25

1.1K 98 22
                                    

Öncelikle geç bölüm için özürlerimi sunuyorum. Ve bol bol yorum rica ediyorum. Çünkü ne kadar yorum gelirse o kadar motive oluyorum ve o kadar hızlı yazıyorum. Bu arada herkese hayırlı bayramlar.

Bayrama daha var ama çaktırmayın 😉

"Korkma sarah. Onlar sadece içi boş birer dev. Sana vurmaktan başka bir şey yapamazlar." Histerik bir kahkaha attım. "Sağ ol ya! Çok yardımcı oldun." O anda üzerime çöken yorgunlukla dizlerimin üzerine çöktüm.

"O kolye boynundayken çok güçlü büyüler yapmadın, değil mi?" Kafamı zorla kaldırıp ona baktım. "Ne alaka?" Üzerime sanki giderek daha da çok çöken ağırlık bunun çok alaka olduğunu yüzüme çarpıyordu. "O kolye bir güç kaynağı. Onda yaptığın büyüler neredeyse hiç enerjini tüketmiyor." Sırtımda hissettiğim acıyla çığlık attım.

Elimi titrek bir şekilde sırtıma attım. Elime gelen sıvıyla ise resmen beynimden vurulmuşa dönmüştüm. O parmaklıkların ardından eğilip tişötümü hafifçe sıyırdı. "Ne oldu sana böyle!" İleriden bir kahkaha sesi duyuldu. "Sarayımızın yirminci katına bodoslama girdiler. Ne olacak başka?"
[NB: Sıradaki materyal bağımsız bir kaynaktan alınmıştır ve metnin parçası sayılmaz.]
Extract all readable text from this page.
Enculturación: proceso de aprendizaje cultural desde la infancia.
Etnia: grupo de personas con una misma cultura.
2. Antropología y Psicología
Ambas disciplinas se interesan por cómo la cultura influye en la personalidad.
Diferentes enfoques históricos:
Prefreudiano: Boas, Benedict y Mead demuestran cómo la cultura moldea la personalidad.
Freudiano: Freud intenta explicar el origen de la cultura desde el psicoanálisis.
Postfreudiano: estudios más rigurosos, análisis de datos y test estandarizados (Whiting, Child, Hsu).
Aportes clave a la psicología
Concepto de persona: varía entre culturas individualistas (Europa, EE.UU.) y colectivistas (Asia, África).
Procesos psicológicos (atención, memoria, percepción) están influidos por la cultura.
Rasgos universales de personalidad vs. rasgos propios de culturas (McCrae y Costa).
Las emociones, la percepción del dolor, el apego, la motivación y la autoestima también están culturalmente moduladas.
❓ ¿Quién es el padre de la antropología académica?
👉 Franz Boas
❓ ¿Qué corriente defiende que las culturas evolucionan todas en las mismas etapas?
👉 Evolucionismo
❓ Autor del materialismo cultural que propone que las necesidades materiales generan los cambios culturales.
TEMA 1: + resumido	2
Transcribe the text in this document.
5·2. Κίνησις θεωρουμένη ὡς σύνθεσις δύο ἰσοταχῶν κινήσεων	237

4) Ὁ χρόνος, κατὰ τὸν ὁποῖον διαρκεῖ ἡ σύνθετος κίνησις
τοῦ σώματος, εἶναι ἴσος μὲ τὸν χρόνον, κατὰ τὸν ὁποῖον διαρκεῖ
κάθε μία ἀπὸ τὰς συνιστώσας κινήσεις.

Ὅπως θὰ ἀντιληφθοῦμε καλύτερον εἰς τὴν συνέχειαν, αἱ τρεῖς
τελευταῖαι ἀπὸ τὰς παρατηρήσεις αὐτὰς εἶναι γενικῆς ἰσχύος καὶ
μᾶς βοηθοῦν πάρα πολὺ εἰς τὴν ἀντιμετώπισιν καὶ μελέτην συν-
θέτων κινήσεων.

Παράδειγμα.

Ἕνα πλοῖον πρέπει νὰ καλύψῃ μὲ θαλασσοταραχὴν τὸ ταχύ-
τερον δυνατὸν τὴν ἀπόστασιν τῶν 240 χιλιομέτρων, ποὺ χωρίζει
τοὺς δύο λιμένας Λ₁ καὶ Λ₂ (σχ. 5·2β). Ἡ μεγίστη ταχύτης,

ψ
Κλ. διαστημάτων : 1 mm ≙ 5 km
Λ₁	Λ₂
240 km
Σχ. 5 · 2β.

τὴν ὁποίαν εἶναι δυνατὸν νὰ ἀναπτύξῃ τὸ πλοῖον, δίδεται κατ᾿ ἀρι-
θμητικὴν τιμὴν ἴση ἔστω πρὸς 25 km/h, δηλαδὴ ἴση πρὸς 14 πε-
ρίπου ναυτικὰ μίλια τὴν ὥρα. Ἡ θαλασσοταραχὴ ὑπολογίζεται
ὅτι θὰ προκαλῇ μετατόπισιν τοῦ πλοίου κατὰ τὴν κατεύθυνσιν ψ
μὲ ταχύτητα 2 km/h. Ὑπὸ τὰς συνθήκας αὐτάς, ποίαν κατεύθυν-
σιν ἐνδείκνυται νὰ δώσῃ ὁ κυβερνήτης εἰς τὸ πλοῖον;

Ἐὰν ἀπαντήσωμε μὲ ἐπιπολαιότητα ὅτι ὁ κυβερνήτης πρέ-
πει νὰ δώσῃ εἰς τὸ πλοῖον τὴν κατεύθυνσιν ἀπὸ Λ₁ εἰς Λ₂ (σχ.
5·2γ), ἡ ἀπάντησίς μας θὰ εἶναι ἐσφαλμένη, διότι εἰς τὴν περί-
Babamın sinirle soluduğunu hissettim.

Başka bir buz devi arkadan çıktı. "Demek Loki'in kızı sensin. Ben de diyordum ki bu kız nereden tanıdık." Kafam yana doğru düştüğünde gözlerim kararmaya başladı. "Şimdi o kolyeyi bana ver!"  Gözlerim tam olarak kapanmadan gördüğüm tek şey mavi bir ışık patlamasıydı.

*****

"Anlat bakalım." İki kardeş karşılarına genç oğlanı almış sorguya çekiyorlardı. "N-neyi?" Daniel ezilip büzülerek kızacakları aşikâr olan macerayı anlatmamak için çabalıyordu. "Bilmemezlikten gelme Daniel. Bu yaptığınız şey her neyse ölme riskiniz çok yüksekti." Thor sinirle çıkıştığında Loki kardeşinin kolunu tuttu.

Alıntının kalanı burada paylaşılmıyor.